On attendait aussi avec beaucoup d’intérêt l’équipe masculine française, ce qui, en soit, est déjà une bonne nouvelle, après les bons signes perçus en mars et en avril. En -60kg, tandis que Romaric Bouda se faisait surprendre au second tour par un sutemi dynamique du Bulgare Gerchev (32e), Walide Khyar montrait une nouvelle fois de belles dispositions en battant notamment le Géorgien Jaba Papinashvili, 35e mondial, troisième au Maroc et en Géorgie, mais il était battu par les deux « top 10 » de son tableau, l’Espagnol Garrigos, – qui le contrait joliment sur une tentative de ura-nage — et le rugueux Mongol Dashdavaa, qui le contrait durement sur une attaque à peine ébauchée. Une étape encore à franchir pour le leader français pour viser un podium mondial. 

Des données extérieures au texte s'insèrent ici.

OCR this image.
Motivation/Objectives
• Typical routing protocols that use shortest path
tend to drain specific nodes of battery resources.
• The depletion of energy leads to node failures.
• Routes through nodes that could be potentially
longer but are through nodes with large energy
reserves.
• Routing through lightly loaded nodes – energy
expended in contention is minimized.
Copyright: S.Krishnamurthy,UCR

Malheureusement, la belle série de Kilian Le Blouch en -66kg prend fin sur ce Grand Chelem dès le premier tour. Le vainqueur des Open du Portugal et d’Italie, du Grand Chelem de Russie, devait s’incliner aux pénalités face au Slovène Adrian Gomboc, 12e mondial, qui se battait sur les mains jusqu’au bout. Une occasion manquée pour le Français.

Denis Vieru, on adore !

À l’étage au-dessus, ce Grand Chelem était dominé en -66kg par l’homme du moment, le formidable Denis Vieru, un jeune Moldave au judo lumineux qui est non seulement formidable d’efficacité, mais qui a en plus la qualité « japonaise » de mettre de l’élégance dans tous ses mouvements. C’est ainsi qu’il bat la légende ukrainienne Zantaraia sur un ashi-gururma splendide, qu’il fait briller une nouvelle fois son avant-arrière lumineux, et qu’il plante en finale l’Azerbaidjanais Shikalizada sur une sorte de yoko-guruma debout à la fois original et classieux. L’homme à suivre, de toute urgence.